Он — мысленно — вытаскивает ее, словно куклу из разукрашенного шкафчика — предназначенную для того, чтобы любоваться ею, осторожно расчесывать длинные рыжие волосы и разглаживать передник, прежде чем возвратить на полку. Он вытаскивает ее в рестораны — дорогие рестораны, в которых есть метрдотель, а на каждом столике — ваза, полная свежесрезанных роз. Он вытаскивает ее и на концерты, и в перерывах они остаются на своих местах, пока все остальные выходят, дабы уступить мирским слабостям: съесть орехов из несоразмерно дорогих пакетиков, выпить вино из пластикового стаканчика. В вечернем платье, невозмутимая, она царственна, как всегда. Они разговаривают о музыке и о композиторе — это Бетховен или Дебюсси, в зависимости от его настроения.

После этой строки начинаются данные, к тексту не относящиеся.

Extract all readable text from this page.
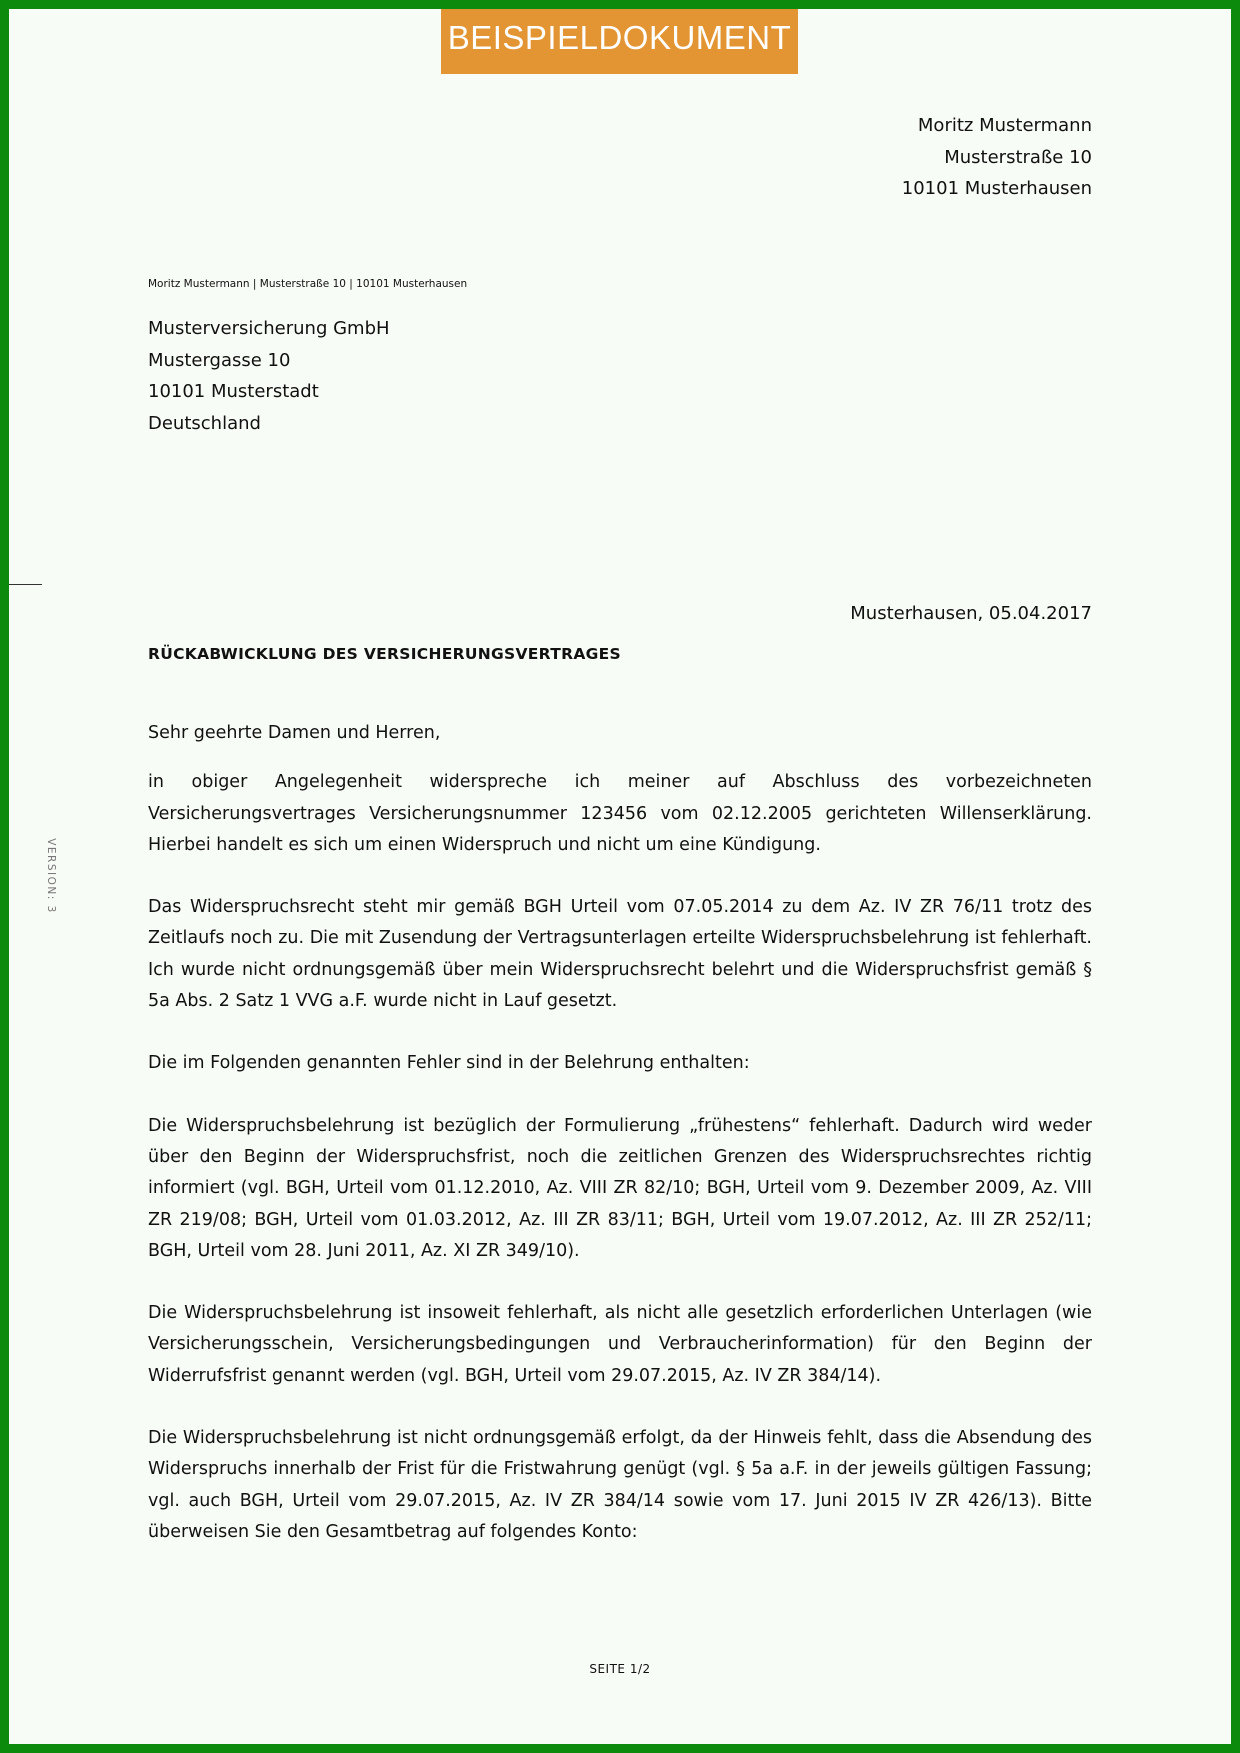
BEISPIELDOKUMENT
Moritz Mustermann
Musterstraße 10
10101 Musterhausen
Moritz Mustermann | Musterstraße 10 | 10101 Musterhausen
Musterversicherung GmbH
Mustergasse 10
10101 Musterstadt
Deutschland
VERSION: 3
Musterhausen, 05.04.2017
RÜCKABWICKLUNG DES VERSICHERUNGSVERTRAGES

Sehr geehrte Damen und Herren,

in obiger Angelegenheit widerspreche ich meiner auf Abschluss des vorbezeichneten Versicherungsvertrages Versicherungsnummer 123456 vom 02.12.2005 gerichteten Willenserklärung. Hierbei handelt es sich um einen Widerspruch und nicht um eine Kündigung.

Das Widerspruchsrecht steht mir gemäß BGH Urteil vom 07.05.2014 zu dem Az. IV ZR 76/11 trotz des Zeitlaufs noch zu. Die mit Zusendung der Vertragsunterlagen erteilte Widerspruchsbelehrung ist fehlerhaft. Ich wurde nicht ordnungsgemäß über mein Widerspruchsrecht belehrt und die Widerspruchsfrist gemäß § 5a Abs. 2 Satz 1 VVG a.F. wurde nicht in Lauf gesetzt.

Die im Folgenden genannten Fehler sind in der Belehrung enthalten:

Die Widerspruchsbelehrung ist bezüglich der Formulierung „frühestens“ fehlerhaft. Dadurch wird weder über den Beginn der Widerspruchsfrist, noch die zeitlichen Grenzen des Widerspruchsrechtes richtig informiert (vgl. BGH, Urteil vom 01.12.2010, Az. VIII ZR 82/10; BGH, Urteil vom 9. Dezember 2009, Az. VIII ZR 219/08; BGH, Urteil vom 01.03.2012, Az. III ZR 83/11; BGH, Urteil vom 19.07.2012, Az. III ZR 252/11; BGH, Urteil vom 28. Juni 2011, Az. XI ZR 349/10).

Die Widerspruchsbelehrung ist insoweit fehlerhaft, als nicht alle gesetzlich erforderlichen Unterlagen (wie Versicherungsschein, Versicherungsbedingungen und Verbraucherinformation) für den Beginn der Widerrufsfrist genannt werden (vgl. BGH, Urteil vom 29.07.2015, Az. IV ZR 384/14).

Die Widerspruchsbelehrung ist nicht ordnungsgemäß erfolgt, da der Hinweis fehlt, dass die Absendung des Widerspruchs innerhalb der Frist für die Fristwahrung genügt (vgl. § 5a a.F. in der jeweils gültigen Fassung; vgl. auch BGH, Urteil vom 29.07.2015, Az. IV ZR 384/14 sowie vom 17. Juni 2015 IV ZR 426/13). Bitte überweisen Sie den Gesamtbetrag auf folgendes Konto:

SEITE 1/2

Он вытаскивает ее — но в конце концов просыпается, и в руку ему втыкают новую капельницу, а очередная медсестра проверяет показатели его жизнедеятельности.


***

Рука не уверен: как долго он уже лежит в больнице. Вероятнее всего, не больше недели. Вероятнее всего, около двух лет. Шторы на окне его палаты всегда опущены, и он не может сказать, сменяются ли снаружи времена года.

Медсестры выглядят совершенно одинаково, хотя он знает: так не может — не должно — быть.

И даже если он спрашивает, никто не говорит ему, который час.

(ему смутно кажется, что это не просто эффект лекарств)

(всё дело в дуэлях, в этих дуэлях, которые так искалечили его, вышвырнули его в этот мир, где ничего никогда не происходит)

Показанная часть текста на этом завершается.